Smiles of a Summer Night is a cinematic triumph and, along with All About Eve, quite likely one of the two best sophisticated comedies ever originally drafted for the screen. It's a great shame Bergman didn't write and direct more comedies. And that with the exception of Magic Flute, he didn't make musicals. There was once talk of him teaming with Streisand on a movie of The Merry Widow. That project then seemed very exciting. Now it seems like a might-have-been might-have-masterpiece.
By far the best scene in Prince's movie was the new version of Glamorous Life. Prince's direction of that number shows much of what distinguished him as a stage director: passion for bringing new material to life, a singular understanding of character, narrative, exposition, and musicality and an unparalleled bag of magic tricks to energize a song. Perhaps the song is more right for the movies because it was written for the movies. But I wonder if Prince only believed in his powers as a movie director and owned that in his direction of that scene. And whether, because this new song was the only new song for the film, it was the only time during the film's preparation and filming that he truly caught his stride and felt in the element of his livelihood.
Because the energy he brought to that scene is AWOL from the rest of the movie.
Broadway Legend Joined: 1/22/14
Ha! Pauline Kael would write that.
Understudy Joined: 5/5/09
I enjoy the writing of Kael (I have all her books, and followed her avidly during her New Yorker tenure), but that's not the same as saying I go along with all her opinions, not by a long shot. She definitely had her blind spots, one of which is anything reminiscent of operetta. So she was never going to like any version of A Little Night Music.

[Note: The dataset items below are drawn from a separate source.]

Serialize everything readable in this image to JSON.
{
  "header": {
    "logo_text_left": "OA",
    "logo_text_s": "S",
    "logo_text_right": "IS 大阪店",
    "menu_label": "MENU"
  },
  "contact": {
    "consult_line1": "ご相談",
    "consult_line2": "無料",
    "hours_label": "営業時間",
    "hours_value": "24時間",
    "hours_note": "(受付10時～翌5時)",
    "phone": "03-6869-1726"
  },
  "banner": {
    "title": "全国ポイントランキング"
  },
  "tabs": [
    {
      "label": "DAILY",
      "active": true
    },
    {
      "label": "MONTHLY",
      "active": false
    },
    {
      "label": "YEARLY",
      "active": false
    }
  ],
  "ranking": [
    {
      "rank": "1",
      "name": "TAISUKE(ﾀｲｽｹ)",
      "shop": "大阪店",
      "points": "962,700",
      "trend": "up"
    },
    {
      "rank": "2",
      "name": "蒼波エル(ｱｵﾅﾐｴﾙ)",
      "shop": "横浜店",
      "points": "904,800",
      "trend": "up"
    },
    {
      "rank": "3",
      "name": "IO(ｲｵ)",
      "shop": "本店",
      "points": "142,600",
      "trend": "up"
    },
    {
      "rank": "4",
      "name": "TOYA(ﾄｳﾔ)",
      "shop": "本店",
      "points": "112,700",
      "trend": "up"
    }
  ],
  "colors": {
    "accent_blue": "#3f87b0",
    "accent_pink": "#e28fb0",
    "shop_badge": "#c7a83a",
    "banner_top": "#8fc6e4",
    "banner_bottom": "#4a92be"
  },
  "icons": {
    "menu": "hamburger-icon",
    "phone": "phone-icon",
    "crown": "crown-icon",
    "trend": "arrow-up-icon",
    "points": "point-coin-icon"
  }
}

Nevertheless, she did have some accurate insights, and she kind of said for all time with "This picture has been made as if the director (Harold Prince) had never seen a movie." He had zero feel for movie syntax or rhythms, and wisely never tried to do it again. Other problems include the worst cinematographer in the business (seriously, look at anything Arthur Ibbetson did -- it always seems to be happening underwater), the shift to Vienna (which I assume had to do with where the funding was coming from, but it was still a mistake to accept), and an unimaginative screenplay, which rather than expanding the fantasy of the stage show, eliminated it (and in the process eviscerated the score). And all of those matter. But it's really Prince's work that accounts for 90% of the bad.
The good? The new Tunick orchestrations, Diana Rigg, and looking at Lesley-Anne Down.
Rinaldo said: "The good? The new Tunick orchestrations, Diana Rigg, and looking at Lesley-Anne Down."
Of course, the film was able to win Jonathan Tunick an Oscar in the retired category of Best Adapted Score, which was how he received the 'O' in his EGOT.
Broadway Legend Joined: 7/20/03
QueenAlice said: "Was there ever given an explanation why they did that? Filming locations?"
That's where the film's financiers wanted it shot.
Broadway Legend Joined: 10/11/11
The story also lends itself to looking beautiful and ornate and classy.
The movie is really ugly and low saturated.